More than 45 years after he inconspicuously left Pacific with a piece of the famed bronze figurine, alumnus Don Metzger '66, OD '67 recently returned it to the Forest Grove Campus.
And even though it is just a small part of the original statue, the tail's return may be the start of original Boxer's complete homecoming and restoration.
The figurine became part of Pacific University lore in 1881, when Rev. J.E. Walker brought it back to Forest Grove from a missionary trip in China as a gift to his mother. She regifted it to the university 15 years later (1896). Rev. Walker likely had no idea what his gift would mean to his alma mater.

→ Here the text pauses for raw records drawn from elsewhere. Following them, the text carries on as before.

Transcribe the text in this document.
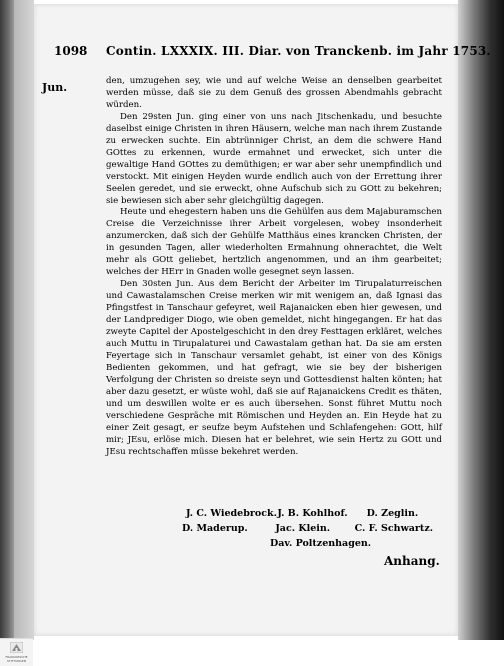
1098 Contin. LXXXIX. III. Diar. von Tranckenb. im Jahr 1753.
Jun.	den, umzugehen sey, wie und auf welche Weise an denselben gearbeitet werden müsse, daß sie zu dem Genuß des grossen Abendmahls gebracht würden.

Den 29sten Jun. ging einer von uns nach Jitschenkadu, und besuchte daselbst einige Christen in ihren Häusern, welche man nach ihrem Zustande zu erwecken suchte. Ein abtrünniger Christ, an dem die schwere Hand GOttes zu erkennen, wurde ermahnet und erwecket, sich unter die gewaltige Hand GOttes zu demüthigen; er war aber sehr unempfindlich und verstockt. Mit einigen Heyden wurde endlich auch von der Errettung ihrer Seelen geredet, und sie erweckt, ohne Aufschub sich zu GOtt zu bekehren; sie bewiesen sich aber sehr gleichgültig dagegen.

Heute und ehegestern haben uns die Gehülfen aus dem Majaburamschen Creise die Verzeichnisse ihrer Arbeit vorgelesen, wobey insonderheit anzumercken, daß sich der Gehülfe Matthäus eines krancken Christen, der in gesunden Tagen, aller wiederholten Ermahnung ohnerachtet, die Welt mehr als GOtt geliebet, hertzlich angenommen, und an ihm gearbeitet; welches der HErr in Gnaden wolle gesegnet seyn lassen.

Den 30sten Jun. Aus dem Bericht der Arbeiter im Tirupalaturreischen und Cawastalamschen Creise merken wir mit wenigem an, daß Ignasi das Pfingstfest in Tanschaur gefeyret, weil Rajanaicken eben hier gewesen, und der Landprediger Diogo, wie oben gemeldet, nicht hingegangen. Er hat das zweyte Capitel der Apostelgeschicht in den drey Festtagen erkläret, welches auch Muttu in Tirupalaturei und Cawastalam gethan hat. Da sie am ersten Feyertage sich in Tanschaur versamlet gehabt, ist einer von des Königs Bedienten gekommen, und hat gefragt, wie sie bey der bisherigen Verfolgung der Christen so dreiste seyn und Gottesdienst halten könten; hat aber dazu gesetzt, er wüste wohl, daß sie auf Rajanaickens Credit es thäten, und um deswillen wolte er es auch übersehen. Sonst führet Muttu noch verschiedene Gespräche mit Römischen und Heyden an. Ein Heyde hat zu einer Zeit gesagt, er seufze beym Aufstehen und Schlafengehen: GOtt, hilf mir; JEsu, erlöse mich. Diesen hat er belehret, wie sein Hertz zu GOtt und JEsu rechtschaffen müsse bekehret werden.

J. C. Wiedebrock. J. B. Kohlhof. D. Zeglin.
D. Maderup.	Jac. Klein.	C. F. Schwartz.
Dav. Poltzenhagen.
Anhang.
FRANCKESCHE
STIFTUNGEN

Soon after, students — groups or individuals — began a long tradition of taking unauthorized possession of Boxer from one another, sometimes by force.
Legend has it that The Pacific Index student newspaper named the figurine "Boxer" in 1908 in support of the Chinese Boxer Rebellion uprising against the 264 year-old Qing Dynasty.
Boxer's tail will be on display during Homecoming Weekend (Sept. 28-30) for both private groups and the general public.
Class of 1962 alumni attending their 50-year reunion luncheon at Homecoming 2012 got a close-up view of Boxer's tail, which also was on display at a centennial anniversary celebration of Carnegie Hall that year. Constructed in 1912, Carnegie Hall served as the university's library and currently houses the College of Arts & Sciences' Psychology Department.